Panels are pre-built configurations optimized for specific decision categories. Each one defines:

  • Which agents sit at the table (3–7 seats)
  • Which LLM backs each agent
  • What persona and domain focus each agent has
  • Which discussion rules apply:
    • Devil's advocate requirement — at least one agent seat is explicitly configured as a skeptic, required to challenge the emerging consensus
    • Hidden-position commitment — each agent privately commits an initial position before seeing what others think, preventing the first speaker from anchoring the group
    • Source citation requirement — agents must cite sources when making factual claims during the debate phase

Step 4: Discussion Rules

Set session parameters. All fields have sensible defaults.

SettingDefaultWhat it controls
Speaking orderRound RobinOrder in which agents speak — Round Robin, Dynamic, or Moderator Assigned
Allow human interventionsOnWhether you can send messages during the discussion
Require citationsOffAgents must cite sources for factual claims
Anonymize agentsOffHide agent names and models during the discussion
Max turns per phase4How many turns each phase runs
Opening statement words200Word limit for opening statements
Rebuttal words150Word limit for rebuttal messages

Click Start Discussion to launch.

Step 5: The Live Discussion

This is the core experience.
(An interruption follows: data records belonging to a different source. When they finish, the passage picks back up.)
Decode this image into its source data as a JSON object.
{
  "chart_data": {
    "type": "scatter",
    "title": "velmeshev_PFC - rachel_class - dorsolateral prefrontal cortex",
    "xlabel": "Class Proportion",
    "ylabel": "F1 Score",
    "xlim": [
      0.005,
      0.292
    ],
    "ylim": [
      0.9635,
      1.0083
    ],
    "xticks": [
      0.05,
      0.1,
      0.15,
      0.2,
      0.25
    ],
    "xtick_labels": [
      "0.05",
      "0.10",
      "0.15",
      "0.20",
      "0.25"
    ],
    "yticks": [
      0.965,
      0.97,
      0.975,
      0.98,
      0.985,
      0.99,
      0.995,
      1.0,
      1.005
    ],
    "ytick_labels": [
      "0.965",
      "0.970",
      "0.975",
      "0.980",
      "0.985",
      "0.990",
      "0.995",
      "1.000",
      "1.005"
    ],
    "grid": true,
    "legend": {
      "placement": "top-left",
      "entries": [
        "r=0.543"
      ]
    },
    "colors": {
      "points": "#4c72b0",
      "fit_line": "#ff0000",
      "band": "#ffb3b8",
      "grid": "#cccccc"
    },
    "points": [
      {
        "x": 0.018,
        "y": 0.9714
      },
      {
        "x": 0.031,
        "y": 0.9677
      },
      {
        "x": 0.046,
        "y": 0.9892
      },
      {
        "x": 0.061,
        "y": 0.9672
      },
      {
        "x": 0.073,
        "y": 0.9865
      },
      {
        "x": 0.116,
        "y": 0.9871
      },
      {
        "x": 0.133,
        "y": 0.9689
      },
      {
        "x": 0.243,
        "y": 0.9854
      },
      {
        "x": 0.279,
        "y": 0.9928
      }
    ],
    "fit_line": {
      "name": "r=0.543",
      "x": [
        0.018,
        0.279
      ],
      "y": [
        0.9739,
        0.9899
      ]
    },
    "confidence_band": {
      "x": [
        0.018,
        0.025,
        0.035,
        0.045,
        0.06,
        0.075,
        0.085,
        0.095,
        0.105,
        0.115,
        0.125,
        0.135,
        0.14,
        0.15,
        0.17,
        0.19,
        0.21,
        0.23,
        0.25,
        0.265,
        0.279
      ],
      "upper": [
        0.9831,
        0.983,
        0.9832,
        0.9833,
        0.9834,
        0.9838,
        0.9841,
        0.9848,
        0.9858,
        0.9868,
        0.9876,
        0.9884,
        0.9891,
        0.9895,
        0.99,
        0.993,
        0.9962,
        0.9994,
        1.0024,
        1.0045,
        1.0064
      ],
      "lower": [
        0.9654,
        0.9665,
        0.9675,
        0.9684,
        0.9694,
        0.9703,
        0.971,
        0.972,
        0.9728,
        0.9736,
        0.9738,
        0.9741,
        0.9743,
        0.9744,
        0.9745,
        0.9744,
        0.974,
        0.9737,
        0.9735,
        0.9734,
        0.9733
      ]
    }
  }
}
The screen has three zones:

Round-Table Visualization

Agent seats arranged in a circle. The active speaker is highlighted with an animated pulse ring while thinking and generating a response. Each seat shows the agent's persona name.

Human participants are shown separately around the table.

Live Transcript

Messages stream token-by-token as agents think. Each message shows the agent's persona name, model, phase, timestamp, and message text.
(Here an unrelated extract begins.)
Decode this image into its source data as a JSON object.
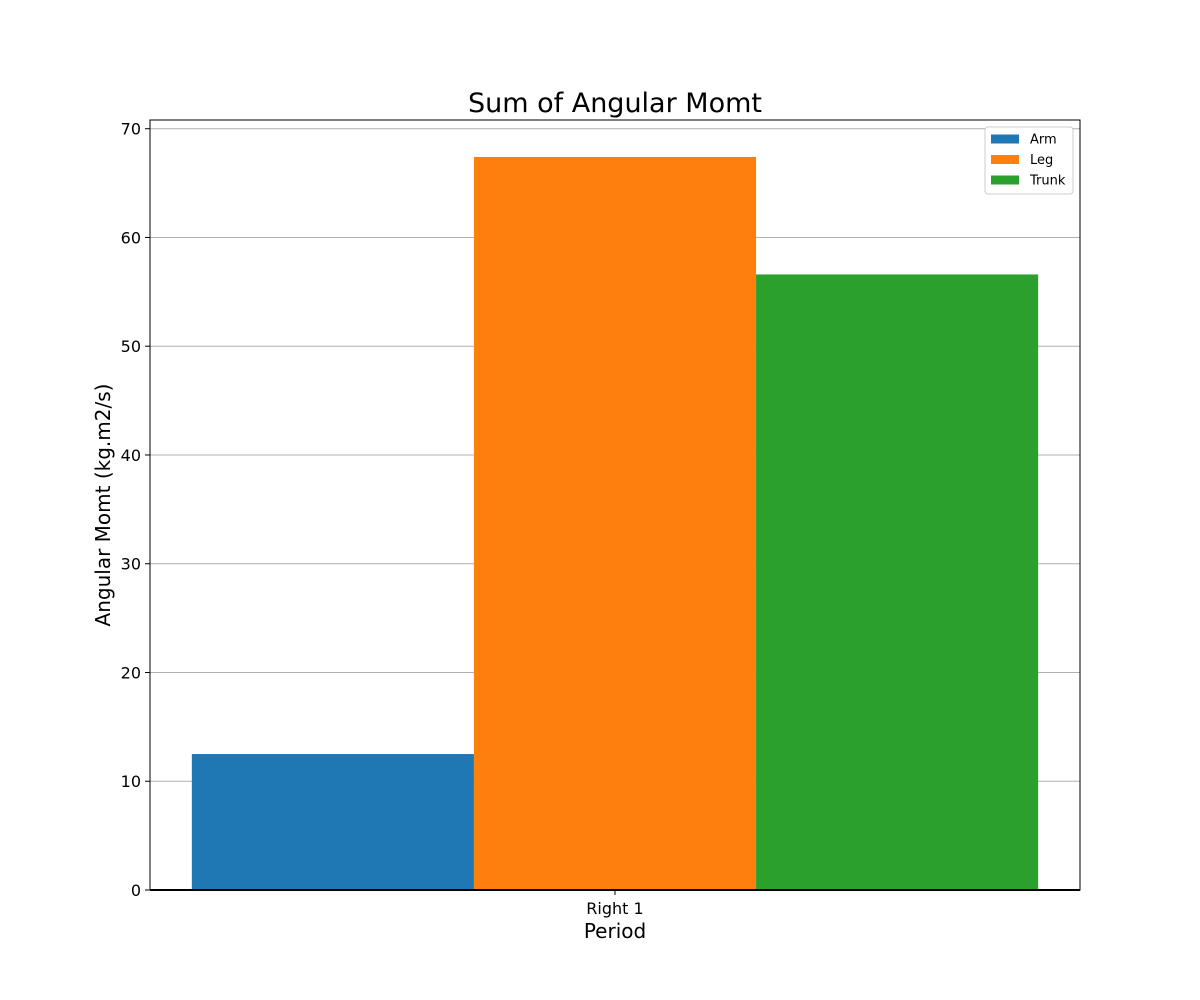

Sources cited during the discussion are collected in a Sources tab in the side panel, showing the title, URL, and domain of each reference.

Control Bar

A persistent input bar lets you intervene at any time — type a message to inject a question, request a clarification, or redirect the discussion.

Additional controls let you pause, skip a turn, or end the discussion.
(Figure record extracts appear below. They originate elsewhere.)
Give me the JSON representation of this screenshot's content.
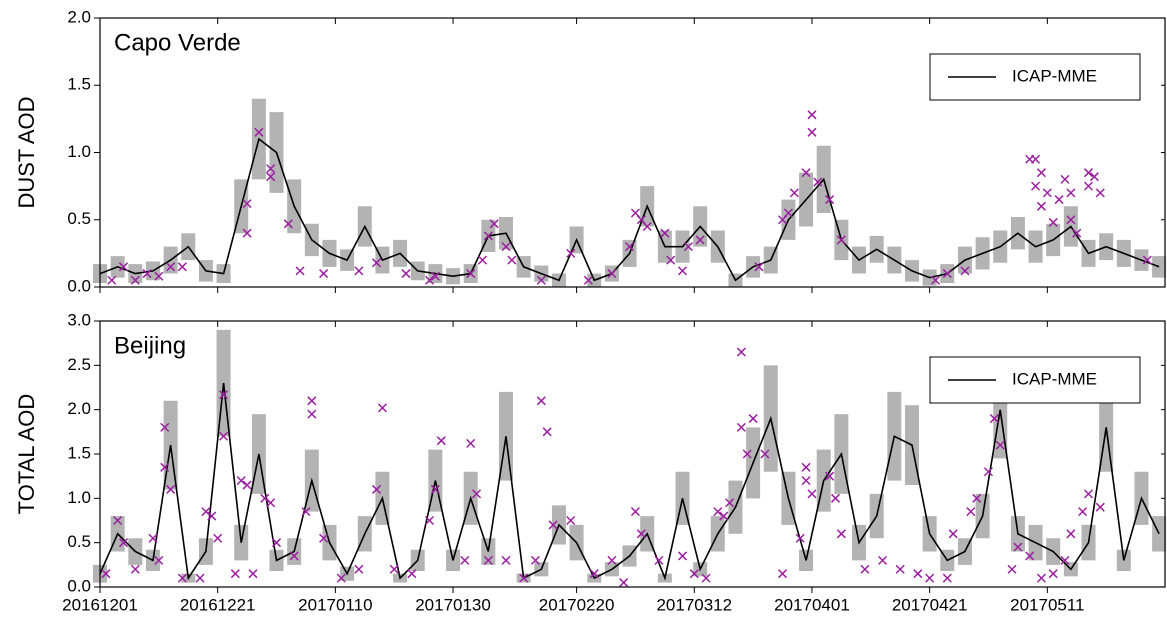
{
  "chart_data": [
    {
      "type": "line",
      "title": "Capo Verde",
      "y_label": "DUST AOD",
      "legend": "upper right",
      "ylim": [
        0,
        2
      ],
      "yticks": [
        {
          "value": 0,
          "label": "0.0"
        },
        {
          "value": 0.5,
          "label": "0.5"
        },
        {
          "value": 1,
          "label": "1.0"
        },
        {
          "value": 1.5,
          "label": "1.5"
        },
        {
          "value": 2,
          "label": "2.0"
        }
      ],
      "xlim": [
        0,
        181
      ],
      "x": [
        0,
        3,
        6,
        9,
        12,
        15,
        18,
        21,
        24,
        27,
        30,
        33,
        36,
        39,
        42,
        45,
        48,
        51,
        54,
        57,
        60,
        63,
        66,
        69,
        72,
        75,
        78,
        81,
        84,
        87,
        90,
        93,
        96,
        99,
        102,
        105,
        108,
        111,
        114,
        117,
        120,
        123,
        126,
        129,
        132,
        135,
        138,
        141,
        144,
        147,
        150,
        153,
        156,
        159,
        162,
        165,
        168,
        171,
        174,
        177,
        180
      ],
      "series": [
        {
          "name": "ICAP-MME",
          "color": "#000000",
          "band_color": "#b3b3b3",
          "values": [
            0.1,
            0.15,
            0.1,
            0.12,
            0.2,
            0.3,
            0.12,
            0.1,
            0.6,
            1.1,
            1.0,
            0.6,
            0.35,
            0.25,
            0.2,
            0.45,
            0.2,
            0.25,
            0.12,
            0.1,
            0.08,
            0.1,
            0.38,
            0.4,
            0.15,
            0.1,
            0.05,
            0.35,
            0.05,
            0.1,
            0.25,
            0.6,
            0.3,
            0.3,
            0.45,
            0.3,
            0.05,
            0.15,
            0.2,
            0.5,
            0.65,
            0.8,
            0.35,
            0.2,
            0.28,
            0.2,
            0.12,
            0.07,
            0.1,
            0.2,
            0.25,
            0.3,
            0.4,
            0.3,
            0.35,
            0.45,
            0.25,
            0.3,
            0.25,
            0.2,
            0.15
          ],
          "spread": [
            0.07,
            0.08,
            0.07,
            0.07,
            0.1,
            0.1,
            0.08,
            0.07,
            0.2,
            0.3,
            0.3,
            0.2,
            0.12,
            0.1,
            0.08,
            0.15,
            0.1,
            0.1,
            0.07,
            0.07,
            0.06,
            0.07,
            0.12,
            0.12,
            0.08,
            0.06,
            0.05,
            0.1,
            0.05,
            0.06,
            0.1,
            0.15,
            0.12,
            0.12,
            0.15,
            0.12,
            0.05,
            0.08,
            0.1,
            0.15,
            0.2,
            0.25,
            0.15,
            0.1,
            0.1,
            0.1,
            0.08,
            0.06,
            0.07,
            0.1,
            0.12,
            0.12,
            0.12,
            0.12,
            0.12,
            0.15,
            0.1,
            0.1,
            0.1,
            0.08,
            0.08
          ]
        }
      ],
      "observations": {
        "color": "#9b1fa0",
        "x": [
          2,
          4,
          6,
          8,
          10,
          12,
          14,
          25,
          25,
          27,
          29,
          29,
          32,
          34,
          38,
          44,
          47,
          52,
          56,
          57,
          63,
          65,
          66,
          67,
          69,
          70,
          75,
          80,
          83,
          87,
          90,
          91,
          92,
          93,
          96,
          97,
          99,
          100,
          102,
          112,
          116,
          117,
          118,
          120,
          121,
          121,
          122,
          124,
          126,
          142,
          144,
          147,
          158,
          159,
          159,
          160,
          160,
          161,
          162,
          163,
          164,
          165,
          165,
          166,
          168,
          168,
          169,
          170,
          178
        ],
        "values": [
          0.05,
          0.15,
          0.05,
          0.1,
          0.08,
          0.15,
          0.15,
          0.4,
          0.62,
          1.15,
          0.88,
          0.82,
          0.47,
          0.12,
          0.1,
          0.12,
          0.18,
          0.1,
          0.05,
          0.08,
          0.1,
          0.2,
          0.38,
          0.47,
          0.3,
          0.2,
          0.05,
          0.25,
          0.05,
          0.1,
          0.3,
          0.55,
          0.5,
          0.45,
          0.4,
          0.2,
          0.12,
          0.3,
          0.35,
          0.15,
          0.5,
          0.55,
          0.7,
          0.85,
          1.15,
          1.28,
          0.78,
          0.65,
          0.35,
          0.05,
          0.1,
          0.12,
          0.95,
          0.95,
          0.75,
          0.85,
          0.6,
          0.7,
          0.48,
          0.65,
          0.8,
          0.7,
          0.5,
          0.4,
          0.85,
          0.75,
          0.82,
          0.7,
          0.2
        ]
      }
    },
    {
      "type": "line",
      "title": "Beijing",
      "y_label": "TOTAL AOD",
      "legend": "upper right",
      "ylim": [
        0,
        3
      ],
      "yticks": [
        {
          "value": 0,
          "label": "0.0"
        },
        {
          "value": 0.5,
          "label": "0.5"
        },
        {
          "value": 1,
          "label": "1.0"
        },
        {
          "value": 1.5,
          "label": "1.5"
        },
        {
          "value": 2,
          "label": "2.0"
        },
        {
          "value": 2.5,
          "label": "2.5"
        },
        {
          "value": 3,
          "label": "3.0"
        }
      ],
      "xlim": [
        0,
        181
      ],
      "xticks": [
        {
          "value": 0,
          "label": "20161201"
        },
        {
          "value": 20,
          "label": "20161221"
        },
        {
          "value": 40,
          "label": "20170110"
        },
        {
          "value": 60,
          "label": "20170130"
        },
        {
          "value": 81,
          "label": "20170220"
        },
        {
          "value": 101,
          "label": "20170312"
        },
        {
          "value": 121,
          "label": "20170401"
        },
        {
          "value": 141,
          "label": "20170421"
        },
        {
          "value": 161,
          "label": "20170511"
        }
      ],
      "x": [
        0,
        3,
        6,
        9,
        12,
        15,
        18,
        21,
        24,
        27,
        30,
        33,
        36,
        39,
        42,
        45,
        48,
        51,
        54,
        57,
        60,
        63,
        66,
        69,
        72,
        75,
        78,
        81,
        84,
        87,
        90,
        93,
        96,
        99,
        102,
        105,
        108,
        111,
        114,
        117,
        120,
        123,
        126,
        129,
        132,
        135,
        138,
        141,
        144,
        147,
        150,
        153,
        156,
        159,
        162,
        165,
        168,
        171,
        174,
        177,
        180
      ],
      "series": [
        {
          "name": "ICAP-MME",
          "color": "#000000",
          "band_color": "#b3b3b3",
          "values": [
            0.15,
            0.6,
            0.4,
            0.3,
            1.6,
            0.1,
            0.4,
            2.3,
            0.5,
            1.5,
            0.3,
            0.4,
            1.2,
            0.5,
            0.15,
            0.6,
            1.0,
            0.1,
            0.3,
            1.2,
            0.3,
            1.0,
            0.4,
            1.7,
            0.1,
            0.2,
            0.7,
            0.5,
            0.1,
            0.2,
            0.35,
            0.6,
            0.1,
            1.0,
            0.2,
            0.6,
            0.9,
            1.4,
            1.9,
            1.0,
            0.3,
            1.2,
            1.5,
            0.5,
            0.8,
            1.7,
            1.6,
            0.6,
            0.3,
            0.4,
            0.8,
            2.0,
            0.6,
            0.5,
            0.4,
            0.2,
            0.5,
            1.8,
            0.3,
            1.0,
            0.6
          ],
          "spread": [
            0.1,
            0.2,
            0.15,
            0.12,
            0.5,
            0.05,
            0.15,
            0.6,
            0.2,
            0.45,
            0.12,
            0.15,
            0.35,
            0.2,
            0.08,
            0.2,
            0.3,
            0.05,
            0.12,
            0.35,
            0.12,
            0.3,
            0.15,
            0.5,
            0.05,
            0.08,
            0.22,
            0.2,
            0.05,
            0.08,
            0.12,
            0.2,
            0.05,
            0.3,
            0.08,
            0.2,
            0.3,
            0.4,
            0.6,
            0.3,
            0.12,
            0.35,
            0.45,
            0.2,
            0.25,
            0.5,
            0.45,
            0.2,
            0.12,
            0.15,
            0.25,
            0.55,
            0.2,
            0.2,
            0.15,
            0.08,
            0.2,
            0.5,
            0.12,
            0.3,
            0.2
          ]
        }
      ],
      "observations": {
        "color": "#9b1fa0",
        "x": [
          1,
          3,
          4,
          6,
          9,
          10,
          11,
          11,
          12,
          14,
          17,
          18,
          19,
          20,
          21,
          21,
          23,
          24,
          25,
          26,
          28,
          29,
          30,
          33,
          35,
          36,
          36,
          38,
          41,
          44,
          47,
          48,
          50,
          53,
          56,
          57,
          58,
          62,
          63,
          64,
          66,
          69,
          72,
          74,
          75,
          76,
          77,
          80,
          84,
          87,
          89,
          91,
          92,
          95,
          99,
          101,
          103,
          105,
          106,
          107,
          109,
          109,
          110,
          111,
          113,
          116,
          119,
          120,
          120,
          121,
          124,
          125,
          126,
          130,
          133,
          136,
          139,
          141,
          144,
          145,
          148,
          149,
          151,
          152,
          153,
          155,
          156,
          158,
          160,
          162,
          164,
          165,
          167,
          168,
          170
        ],
        "values": [
          0.15,
          0.75,
          0.5,
          0.2,
          0.55,
          0.3,
          1.8,
          1.35,
          1.1,
          0.1,
          0.1,
          0.85,
          0.8,
          0.55,
          2.17,
          1.7,
          0.15,
          1.2,
          1.15,
          0.15,
          1.0,
          0.95,
          0.5,
          0.35,
          0.85,
          2.1,
          1.95,
          0.55,
          0.1,
          0.2,
          1.1,
          2.02,
          0.2,
          0.15,
          0.75,
          1.1,
          1.65,
          0.3,
          1.62,
          1.05,
          0.3,
          0.3,
          0.1,
          0.3,
          2.1,
          1.75,
          0.7,
          0.75,
          0.15,
          0.3,
          0.05,
          0.85,
          0.6,
          0.3,
          0.35,
          0.15,
          0.1,
          0.85,
          0.8,
          0.95,
          1.8,
          2.65,
          1.5,
          1.9,
          1.5,
          0.15,
          0.55,
          1.2,
          1.35,
          1.05,
          1.25,
          1.0,
          0.6,
          0.2,
          0.3,
          0.2,
          0.15,
          0.1,
          0.1,
          0.6,
          0.85,
          1.0,
          1.3,
          1.9,
          1.6,
          0.2,
          0.45,
          0.35,
          0.1,
          0.15,
          0.3,
          0.6,
          0.85,
          1.05,
          0.9
        ]
      }
    }
  ]
}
The discussion moves through five phases, managed by a Moderator agent:

  1. Opening positions — each agent states their initial view
  2. Exploration — agents question and build on each other's positions
  3. Debate — explicit challenges, source citations introduced
  4. Convergence — the Moderator synthesizes areas of agreement and disagreement
  5. Vote — the Moderator presents its recommended conclusion

Step 6: Voting Phase

When the Moderator concludes the discussion, the screen transitions to voting.

You see:

  • The proposed recommendation (or "no consensus" statement)
  • Key supporting arguments
  • Substantive dissents — minority positions that have real weight, with their reasoning preserved
  • Agent votes — each agent's Yes/No/Abstain with a one-sentence rationale

Agents vote first. You see the agent distribution before casting your own vote. Human votes include an optional rationale field.

When voting closes, the final tally is recorded: agent votes and human votes separately. If humans override the agent recommendation, that divergence is explicitly noted.


Step 7: Outcome & Audit Record

The final document. Every session concludes with a structured record that includes:

  • The recommendation (or "no consensus" with documented reasons)
  • Vote breakdown — agents and humans separately
  • Key supporting arguments
  • Substantive dissent — preserved minority positions
  • Confidence indicator — how strongly was consensus reached?
  • Source density indicator — how grounded in cited sources was the discussion?
  • Full source bibliography
  • Complete transcript (filterable by agent or phase)
  • Agent configurations
  • Participating humans and their votes
  • Export options: PDF, Markdown, JSON

Teams can also mark the decision outcome later — did we adopt this recommendation? Did it work?